Nada más lejos de la realidad. Si un monarca británico hubiera entrado al siglo XX pretendiendo ejercer los modos absolutos de reyes como Enrique VIII (que describió magistralmente Hilary Mantel, que falleció días después de Isabel II), la monarquía británica habría abdicado como institución.

Para sobrevivir, prefirió abdicar del poder. Se convirtió en una monarquía constitucional con un trabajo difícil pero mucho más fructífero para el país que el poder absoluto de sus antecesores, se volvió la encarnación de la identidad nacional: un árbitro legítimo e imparcial -que reina para todos- y mantiene la unidad de Gran Bretaña separando escrupulosamente a la Nación de la política. La reina Isabel II convirtió en un arte, anclado en su inamovible vocación de servicio a sus súbditos, la tarea de apuntalar la mezcla de monarquía, aristocracia y democracia que es el sistema político británico, y conservar bajo una fachada de prudencia y silencio, el poder suave de la monarquía: la mejor carta diplomática y la mejor agencia de relaciones públicas de Gran Bretaña.

Hasta los presidentes de EU sucumbían a la tentación de tomar té con la reina como parte de su agenda, y sus abrigos de colores, coronados con sombreros estrambóticos llenos de flores, la convirtieron en la mujer más famosa del mundo.

Era también la más informada. No sólo leía reportes diarios de los aconteceres británicos e internacionales y daba audiencia a las cabezas de la eficiente burocracia británica, sino que recibía una vez a la semana al primer ministro en turno. La reina no hablaba jamás de lo que se discutía en esas visitas y cualquier indiscreción del huésped en turno del 10 de Downing Street, donde radica el poder político duro, recibía reprimendas terminales.

Esas reuniones eran territorio fértil para los rumores. Ahí brotaron los chismes nunca confirmados de que la reina y Margaret Thatcher, la primer ministro que la acompañó por más de diez años, tenían una mala relación. Lo cierto es que Thatcher admiraba a Isabel II y la reina a ella. El único desencuentro se dio alrededor del régimen sudafricano y el apartheid. El pragmatismo de Margaret Thatcher chocó con las convicciones de Isabel II que apoyó siempre al -casi simbólico- Commonwealth.

Porque en las entretelas del silencio público, la reina tenía metas políticas y usó sabiamente su influencia para promoverlas. La continuidad del Commonwealth era una de ellas, pero lo que hizo en Escocia y en Irlanda fue mucho más importante: estaba en juego no sólo la existencia de Gran Bretaña, sino la estabilidad del país. En Escocia, advirtió a los votantes antes del referéndum por la independencia, que tenían la obligación de pensar en el futuro.

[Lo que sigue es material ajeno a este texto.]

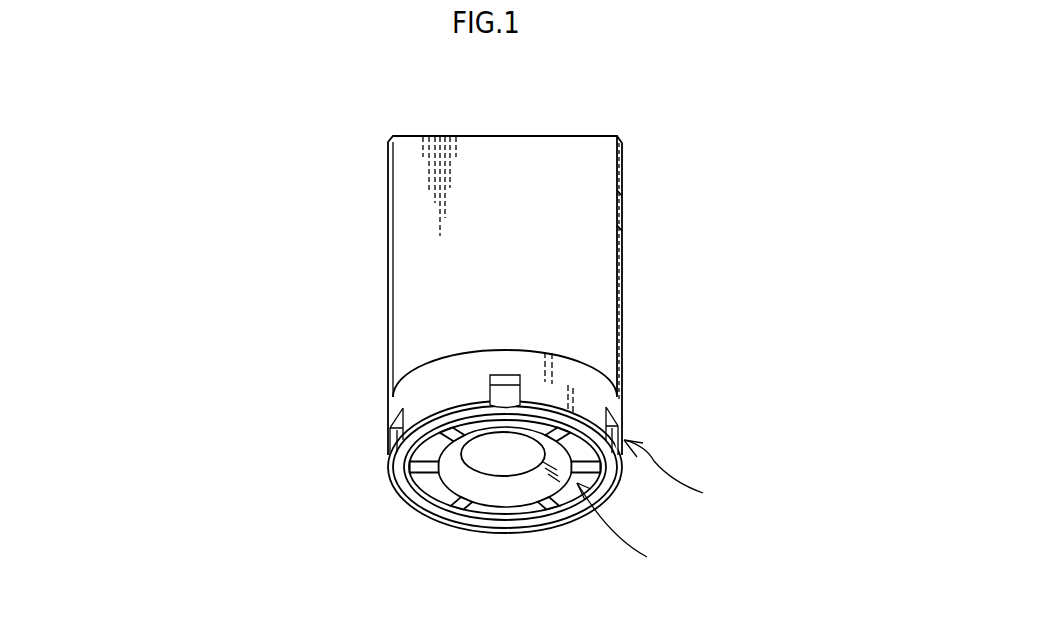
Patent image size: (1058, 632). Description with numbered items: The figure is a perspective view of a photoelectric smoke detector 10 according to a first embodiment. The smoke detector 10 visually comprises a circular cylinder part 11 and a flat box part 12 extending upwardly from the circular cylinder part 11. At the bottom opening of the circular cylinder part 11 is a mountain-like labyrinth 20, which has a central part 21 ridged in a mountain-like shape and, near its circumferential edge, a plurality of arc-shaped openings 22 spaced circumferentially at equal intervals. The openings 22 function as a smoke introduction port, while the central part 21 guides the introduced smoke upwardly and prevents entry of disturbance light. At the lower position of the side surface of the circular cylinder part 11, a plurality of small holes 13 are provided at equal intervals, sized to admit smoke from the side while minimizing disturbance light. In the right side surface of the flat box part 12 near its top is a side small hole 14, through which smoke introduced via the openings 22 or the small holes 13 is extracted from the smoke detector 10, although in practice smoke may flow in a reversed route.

The smoke detector 10 is at (315, 108).
The circular cylinder part 11 is at (432, 390).
The flat box part 12 is at (416, 233).
The small holes 13 is at (608, 434).
The side small hole 14 is at (622, 213).
The mountain-like labyrinth 20 is at (460, 472).
The central part 21 is at (497, 455).
The arc-shaped openings 22 is at (576, 486).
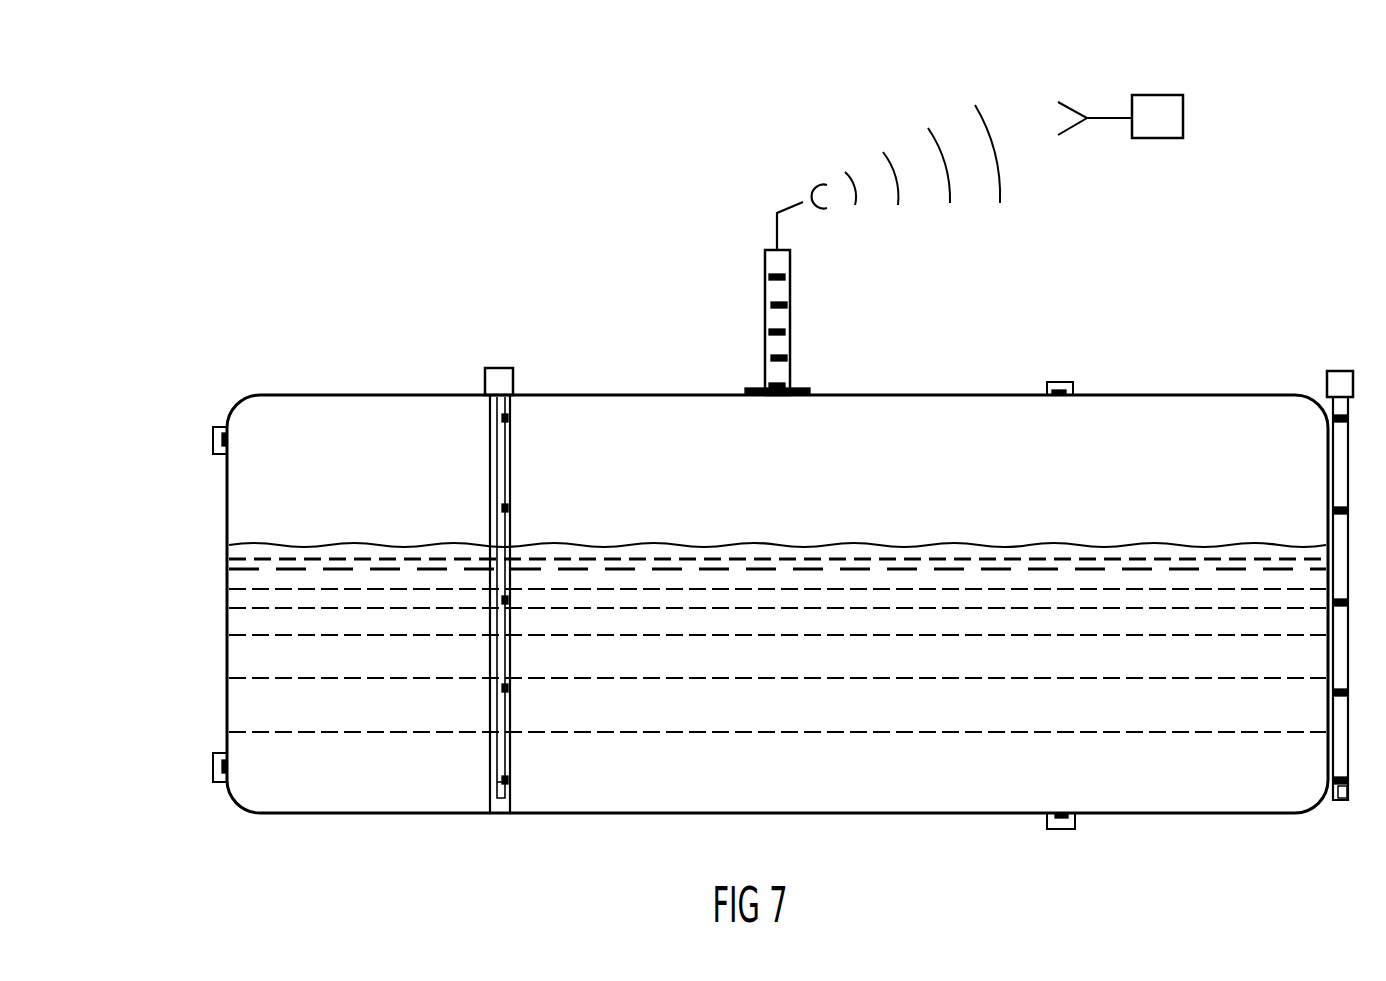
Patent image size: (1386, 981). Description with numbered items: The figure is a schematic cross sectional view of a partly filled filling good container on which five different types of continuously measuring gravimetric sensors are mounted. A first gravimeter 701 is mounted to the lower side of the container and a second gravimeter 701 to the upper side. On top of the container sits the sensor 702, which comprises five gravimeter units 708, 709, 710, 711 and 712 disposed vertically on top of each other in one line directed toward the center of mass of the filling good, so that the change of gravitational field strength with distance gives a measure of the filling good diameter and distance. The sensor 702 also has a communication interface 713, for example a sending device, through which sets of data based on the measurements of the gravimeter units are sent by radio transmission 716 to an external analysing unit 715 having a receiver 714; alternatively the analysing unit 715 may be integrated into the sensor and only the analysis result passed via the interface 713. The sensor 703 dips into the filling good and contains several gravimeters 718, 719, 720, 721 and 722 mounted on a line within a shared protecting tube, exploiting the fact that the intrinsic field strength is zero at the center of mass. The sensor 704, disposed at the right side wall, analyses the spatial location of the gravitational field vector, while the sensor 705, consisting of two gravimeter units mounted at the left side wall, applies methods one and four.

The gravimeter 701 is at (1060, 382).
The sensor 702 is at (781, 318).
The sensor 703 is at (497, 375).
The sensor 704 is at (1340, 370).
The sensor 705 is at (213, 437).
The gravimeter unit 708 is at (768, 277).
The gravimeter unit 709 is at (792, 305).
The gravimeter unit 710 is at (768, 332).
The gravimeter unit 711 is at (792, 358).
The gravimeter unit 712 is at (768, 388).
The communication interface 713 is at (797, 202).
The receiver 714 is at (1076, 137).
The analysing unit 715 is at (1155, 95).
The radio transmission 716 is at (978, 105).
The gravimeter 718 is at (500, 418).
The gravimeter 719 is at (500, 508).
The gravimeter 720 is at (500, 600).
The gravimeter 721 is at (500, 688).
The gravimeter 722 is at (500, 782).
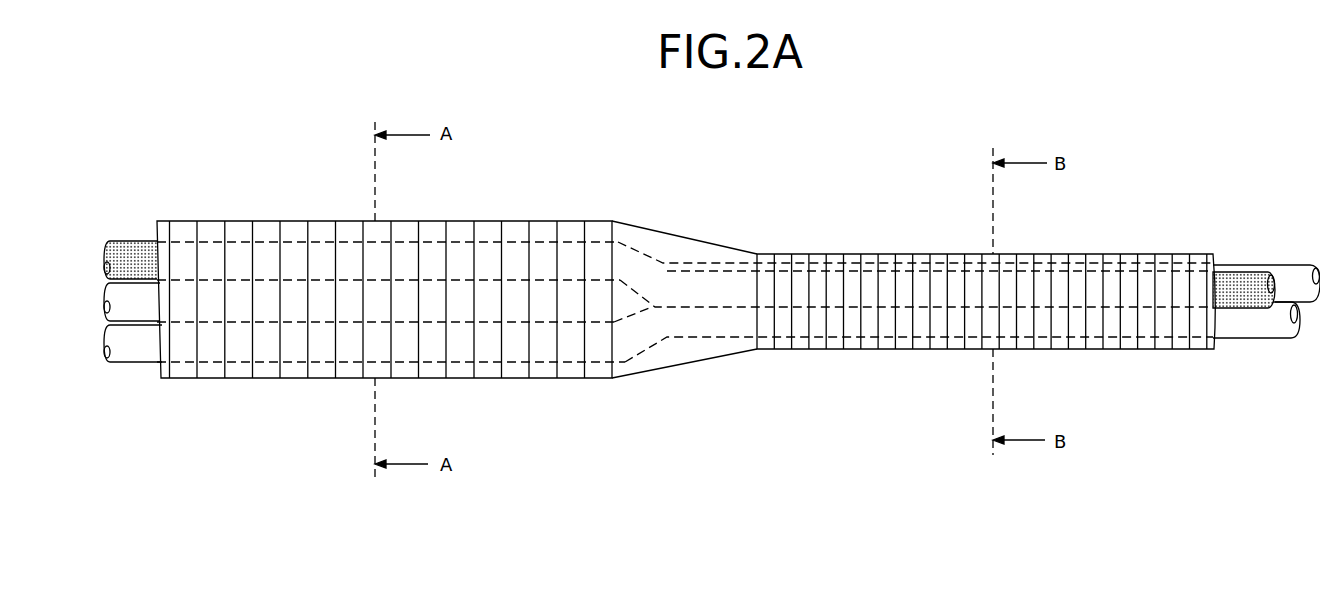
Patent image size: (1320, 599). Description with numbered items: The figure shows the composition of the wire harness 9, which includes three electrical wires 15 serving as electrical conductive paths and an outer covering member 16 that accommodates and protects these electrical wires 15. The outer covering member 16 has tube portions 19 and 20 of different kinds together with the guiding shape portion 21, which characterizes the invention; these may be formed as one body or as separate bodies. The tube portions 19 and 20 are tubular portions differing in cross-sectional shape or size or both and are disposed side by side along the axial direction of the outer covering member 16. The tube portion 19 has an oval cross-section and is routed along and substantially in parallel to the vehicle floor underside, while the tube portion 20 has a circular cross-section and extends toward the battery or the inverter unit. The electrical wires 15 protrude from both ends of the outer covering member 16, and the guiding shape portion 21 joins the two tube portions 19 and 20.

The wire harness 9 is at (786, 180).
The electrical wire 15 is at (122, 247).
The outer covering member 16 is at (540, 219).
The tube portion 19 is at (290, 378).
The tube portion 20 is at (883, 350).
The guiding shape portion 21 is at (688, 363).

Contribuyó a que ganara el No.

En Irlanda, donde la violencia siempre está a la vuelta de la esquina, ayudó a consolidar los acuerdos de paz de los noventa. Pasó por encima de las advertencias de sus asesores y en 2011 emprendió una visita histórica a Irlanda: la primera vez, desde la independencia irlandesa en 1921, que un monarca británico viajaba a Dublín. Sinn Féin -el brazo político de IRA, que en 1979 había asesinado a Lord Mountbatten, tío de su esposo- se opuso a su visita. La respuesta de la reina fue sutil y definitiva: empezó su discurso en el banquete que se organizó para celebrarla en gaélico irlandés, una lengua que los ingleses habían tratado de erradicar por siglos; colocó una ofrenda en el monumento que conmemora la lucha irlandesa por la independencia (en contra de los soldados de su abuelo) y rompió la resistencia de Sinn Féin. Los británicos perdieron también a una gran estadista.